25 枯草色の剣
幸運と偶然が重なって、ジャイルズたちは人喰い龍の元にやってきた。その白い巨大なトカゲを龍と呼ぶことは、城の兵士が教えてくれた。
龍は爪も口も赤くして、白い体は燃え盛る炎に照り映えていた。全身真っ白で、目玉だけが真っ黒だった。それはとても悍ましく、太陽の下にいてはならない気配がした。
「俺は夢中で龍に向かっていった。奴は俺なんか眼中になくて、手当たり次第に生き物を口に放り込んでいた」
ジャイルズはまず、持参した鍬を投げつけた。硬い鱗はそんな物は弾き飛ばす。そのあとは、落ちている物を何でもかんでも投げつけた。
周りの仲間も同じことをした。兵士達は武器庫に戻るから待っていろと言って、城の中心部へと戻って行った。緊急なので、農民にも槍やナイフを貸し出すつもりらしかった。
「俺たちが投げる物なんか、人喰い龍には屁でもねぇ。その間も辺りは火の海だし、城の中にある建物は崩れ落ちてくる」
仲間の何人かは、建物や木々が倒れてくる所に巻き込まれた。それでもジャイルズたちは、ひたすら物を投げ続けていた。
「本当に偶然だったんだ」
ジャイルズは、腰の剣を叩いてヂャランとならす。それは枯草色の不思議な剣身を持つ両刃の長剣だ。錆びているわけではない。

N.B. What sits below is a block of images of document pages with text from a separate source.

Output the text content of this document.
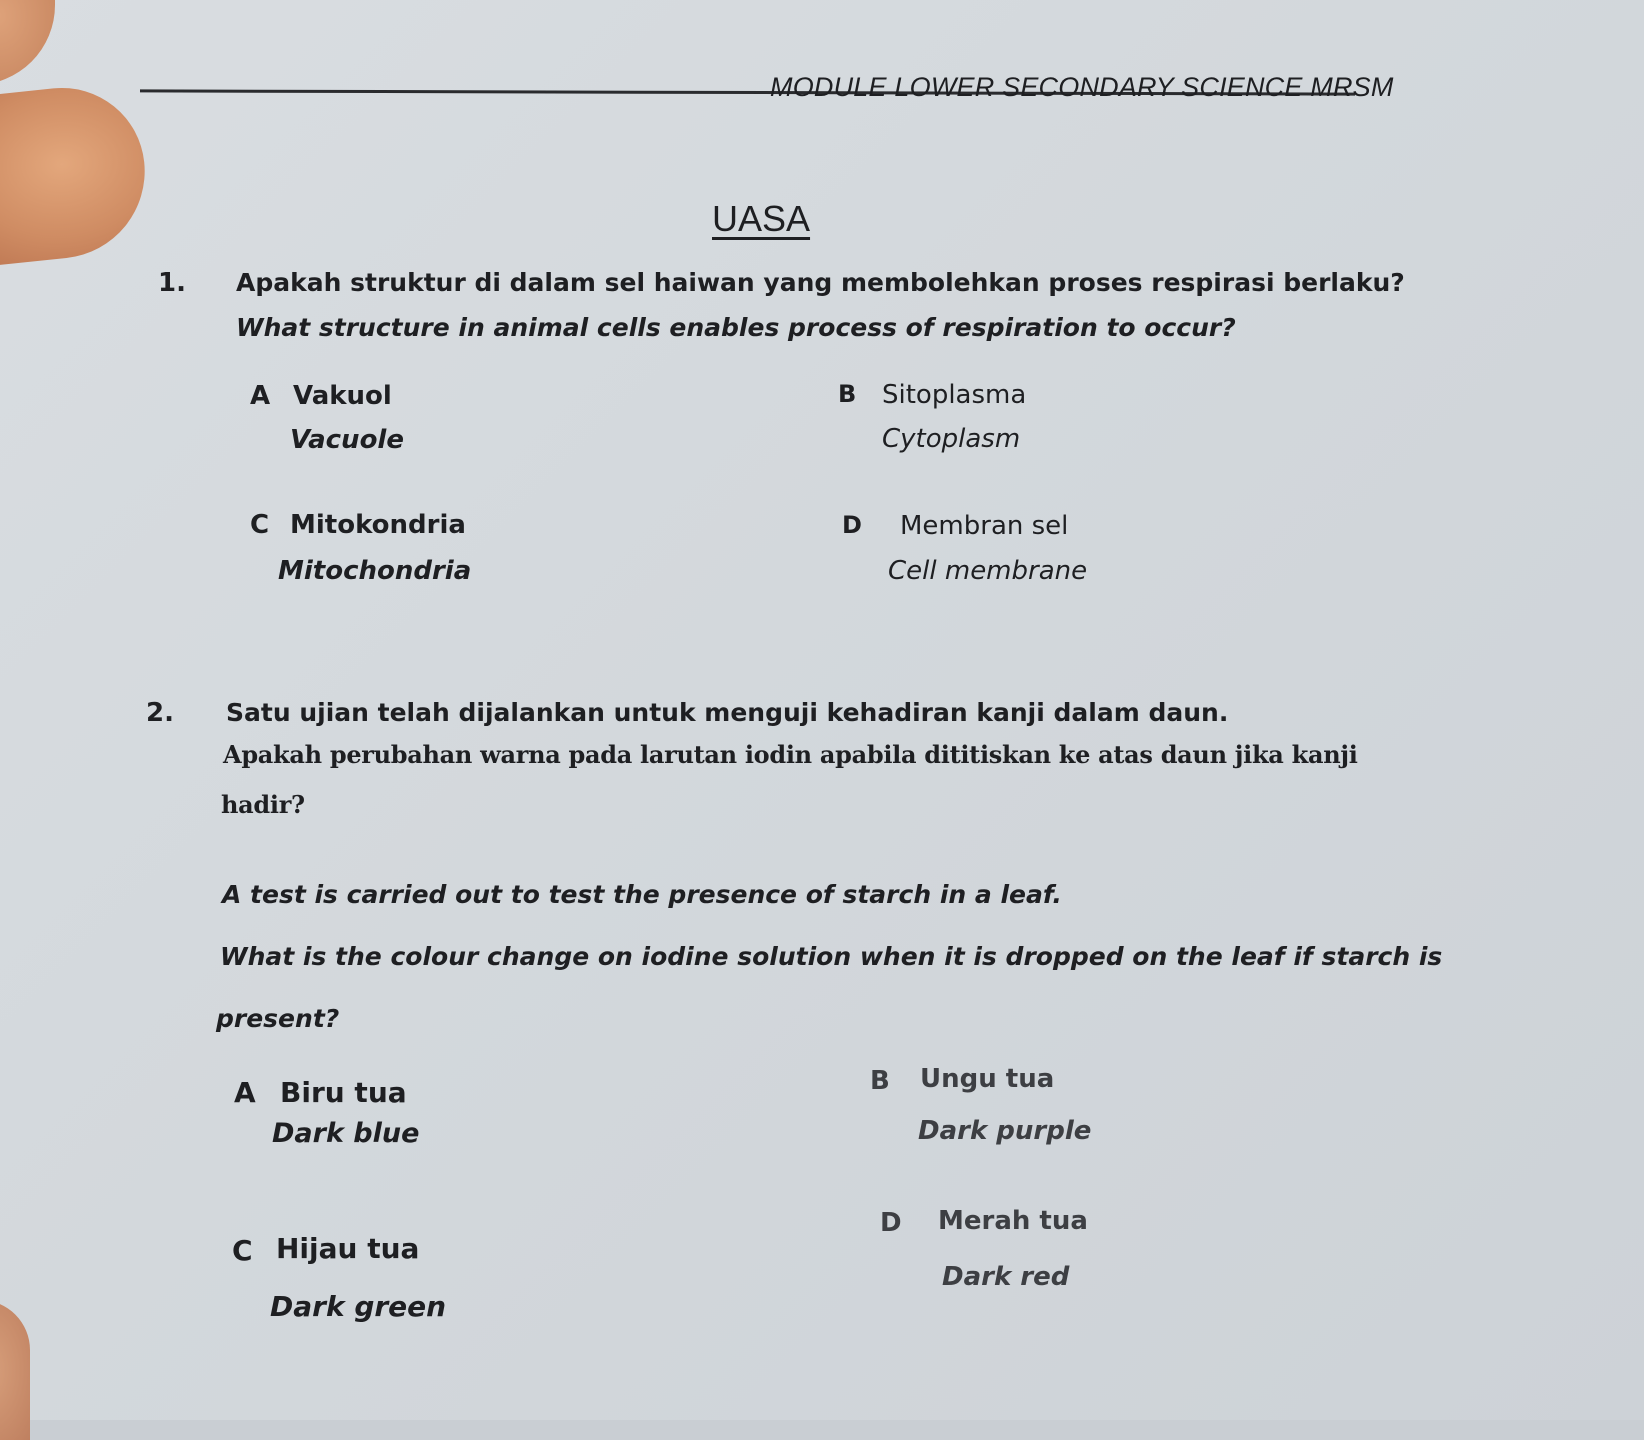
MODULE LOWER SECONDARY SCIENCE MRSM
UASA
1. Apakah struktur di dalam sel haiwan yang membolehkan proses respirasi berlaku?
What structure in animal cells enables process of respiration to occur?
A Vakuol
Vacuole
B Sitoplasma
Cytoplasm
C Mitokondria
Mitochondria
D Membran sel
Cell membrane
2. Satu ujian telah dijalankan untuk menguji kehadiran kanji dalam daun.
Apakah perubahan warna pada larutan iodin apabila dititiskan ke atas daun jika kanji
hadir?
A test is carried out to test the presence of starch in a leaf.
What is the colour change on iodine solution when it is dropped on the leaf if starch is
present?
A Biru tua
Dark blue
B Ungu tua
Dark purple
C Hijau tua
Dark green
D Merah tua
Dark red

「こいつが落ちてた。多分喰われた奴が落としたんだろう」
賢い龍は、大きな頭を揺らしてゆっくりと頷く。
「枯草鋼だな。珍しいことだ」
「へええ、名前があんのかい」
「枯草鋼は南の砂漠にごく僅か眠る、取り扱いの難しい金属だ。砂漠の精霊の涙が固まった物らしいが、砂漠の連中は偏屈だからな、詳しくは解らん」
「ああ、材料の名前か。剣の名前かと思った」
「剣の名前なら、どこかに彫ってあるんじゃないか?」
賢い龍は、珍しい剣に興味津々だ。最早、人喰いの白い龍がどうなったのかは気にならないようだ。
ジャイルズは枯草鋼の剣を調べる。どうやら剣身に文字が刻まれているらしいのを発見した。
「読めねぇ」
「どれ、見せてみな」
「読めるかい?」
「いや。多分文字だとは思うが」
賢い龍と粗野な若者は、残念そうに剣身に彫られた銘らしきものを見つめる。
「はあ。それで、とにかくコイツを投げたんだよ」
ジャイルズは話を再開した。
「ほう」
「そしたらたまたま振り向いた龍の喉元にグッサリさ」
「暴れたのではないか?」
「ああ。凄い力で首を振って、剣を飛ばした。俺の力じゃ、先しか刺さらなかったんだろうな」
「よく巻き込まれなかったな。相当のたうち回ったろうに」
「そうなんだよ。傷口から血は噴き出すし、尻尾や羽をバタバタやるし」
それを聞いた賢い龍は、恐ろしそうに身を震わせた。